Tengo un amigo que tiene una hija lesbiana; de vez en cuando la veo con su pareja de la mano y me da mucha alegría verlas a las dos descaradamente contentas sacando su decisión de paseo.
El otro día me lo encontré y después del saludo protocolario le dije:
--Vi a tu hija hace poco—. Y con un retintín chungo me dijo:
--Iría con su “amiguita” ¿No?—. Le dije que sí; y le hice ver que me daba alegría verla. A él se le notaba que no estaba cómodo hablando de su hija. Y más para ayudarle a él que a ella, le dije que lo normal era que cada uno escogiera su camino y que debería estar orgulloso de que su hija tuviera la valentía de enfrentarse a toda esa gente retrógrada que sólo disfruta prohibiendo, tratando de insultar y poniendo etiquetas sin sentido en una sociedad que presume de moderna.

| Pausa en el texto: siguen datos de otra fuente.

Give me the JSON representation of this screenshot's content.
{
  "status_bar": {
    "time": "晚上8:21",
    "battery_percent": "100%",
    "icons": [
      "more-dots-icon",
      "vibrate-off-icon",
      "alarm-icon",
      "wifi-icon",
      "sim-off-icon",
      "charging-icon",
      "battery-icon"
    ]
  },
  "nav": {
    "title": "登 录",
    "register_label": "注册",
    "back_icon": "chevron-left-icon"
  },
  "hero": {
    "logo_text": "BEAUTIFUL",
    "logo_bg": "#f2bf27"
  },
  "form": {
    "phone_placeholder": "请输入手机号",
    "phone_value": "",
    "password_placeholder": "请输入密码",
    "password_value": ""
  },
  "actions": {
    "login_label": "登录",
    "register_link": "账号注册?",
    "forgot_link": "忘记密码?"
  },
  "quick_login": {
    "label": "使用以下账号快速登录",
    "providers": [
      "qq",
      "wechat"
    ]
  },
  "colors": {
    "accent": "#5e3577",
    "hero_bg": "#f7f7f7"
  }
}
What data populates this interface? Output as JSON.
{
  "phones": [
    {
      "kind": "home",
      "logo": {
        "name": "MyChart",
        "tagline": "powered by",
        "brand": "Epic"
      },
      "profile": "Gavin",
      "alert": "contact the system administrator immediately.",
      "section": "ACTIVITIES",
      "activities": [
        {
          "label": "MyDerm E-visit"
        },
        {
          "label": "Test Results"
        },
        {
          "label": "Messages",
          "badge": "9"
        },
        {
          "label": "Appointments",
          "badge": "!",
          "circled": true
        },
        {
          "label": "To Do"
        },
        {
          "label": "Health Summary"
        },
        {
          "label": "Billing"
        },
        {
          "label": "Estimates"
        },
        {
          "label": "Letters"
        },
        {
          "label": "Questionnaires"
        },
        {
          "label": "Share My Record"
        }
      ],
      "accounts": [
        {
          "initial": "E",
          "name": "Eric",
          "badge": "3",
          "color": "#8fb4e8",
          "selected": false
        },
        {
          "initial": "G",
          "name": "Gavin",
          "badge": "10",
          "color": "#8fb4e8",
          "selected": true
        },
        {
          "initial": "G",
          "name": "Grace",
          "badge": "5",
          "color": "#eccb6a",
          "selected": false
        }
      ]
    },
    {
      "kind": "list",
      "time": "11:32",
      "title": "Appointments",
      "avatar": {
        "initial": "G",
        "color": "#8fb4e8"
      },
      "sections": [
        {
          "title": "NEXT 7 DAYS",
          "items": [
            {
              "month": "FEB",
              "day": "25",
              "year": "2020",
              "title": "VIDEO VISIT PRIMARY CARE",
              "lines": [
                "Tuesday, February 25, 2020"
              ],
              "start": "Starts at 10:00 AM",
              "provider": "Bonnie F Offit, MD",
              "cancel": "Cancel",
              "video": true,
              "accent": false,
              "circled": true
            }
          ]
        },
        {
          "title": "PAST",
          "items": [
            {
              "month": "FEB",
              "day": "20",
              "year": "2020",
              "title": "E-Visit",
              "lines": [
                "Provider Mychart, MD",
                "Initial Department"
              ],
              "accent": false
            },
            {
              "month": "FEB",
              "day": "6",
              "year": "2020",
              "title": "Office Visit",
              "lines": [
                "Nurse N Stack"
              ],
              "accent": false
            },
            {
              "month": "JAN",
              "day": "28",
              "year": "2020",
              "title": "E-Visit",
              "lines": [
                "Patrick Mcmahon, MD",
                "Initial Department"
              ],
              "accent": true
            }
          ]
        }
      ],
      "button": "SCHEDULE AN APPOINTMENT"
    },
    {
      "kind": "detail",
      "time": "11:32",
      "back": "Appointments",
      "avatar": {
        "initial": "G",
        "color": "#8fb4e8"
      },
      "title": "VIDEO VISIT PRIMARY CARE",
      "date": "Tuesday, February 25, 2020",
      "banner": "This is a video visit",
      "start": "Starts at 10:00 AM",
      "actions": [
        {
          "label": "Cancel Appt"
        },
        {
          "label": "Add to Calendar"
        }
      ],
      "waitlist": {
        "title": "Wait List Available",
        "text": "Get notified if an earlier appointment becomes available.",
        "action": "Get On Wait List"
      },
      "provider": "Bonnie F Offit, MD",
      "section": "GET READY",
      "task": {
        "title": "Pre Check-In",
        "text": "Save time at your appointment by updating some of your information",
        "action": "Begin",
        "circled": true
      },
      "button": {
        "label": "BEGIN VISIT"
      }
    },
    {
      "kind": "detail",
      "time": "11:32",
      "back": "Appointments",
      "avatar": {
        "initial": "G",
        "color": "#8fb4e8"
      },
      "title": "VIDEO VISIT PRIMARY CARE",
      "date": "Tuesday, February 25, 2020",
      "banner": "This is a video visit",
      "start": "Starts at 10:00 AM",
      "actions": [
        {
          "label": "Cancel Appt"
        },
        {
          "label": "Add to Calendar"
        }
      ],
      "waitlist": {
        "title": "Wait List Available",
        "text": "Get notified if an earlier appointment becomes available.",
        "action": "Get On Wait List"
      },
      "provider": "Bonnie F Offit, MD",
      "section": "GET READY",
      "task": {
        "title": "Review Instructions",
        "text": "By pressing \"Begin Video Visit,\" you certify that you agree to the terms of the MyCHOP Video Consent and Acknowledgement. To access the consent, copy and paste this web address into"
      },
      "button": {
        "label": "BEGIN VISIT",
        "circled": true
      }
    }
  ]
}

Él me miró con cara de no aceptar lo que le decía y me dijo:
--Mira Paco, el tío tiene que ser tío y la mujer, mujer. Y yo le pregunté que para qué; y me dijo:
--¡Para qué va a ser! Y como no salía de ahí, insistí. Y él ya me dijo que para vivir con decencia.
Entonces le dije que la decencia era una rémora y que lo que era decente para mí quizá no lo fuera para él; que lo importante es vivir con dignidad y esa sólo se alcanza con la libertad de elegir. Que si miramos para los demás a la hora de componer nuestra manera de vivir, no vivimos nuestra vida, sino la de los otros.
Yo me sentía un poco ridículo diciendo, a estas alturas, esas cosas; pero no tenía más remedio porque había topado con un padre del siglo XVIII.
Me dijo: “bueno, Paco, me alegro de verte” y se fue.
Creo que no le convencí. Me dio la impresión de que esa cerrazón le va a impedir acercarse a su hija para conocerla, recuperar su confianza y su cariño; pero me queda el consuelo de que su hija sí que sabe cuál es su camino y que le importa más su felicidad que las normas caducas.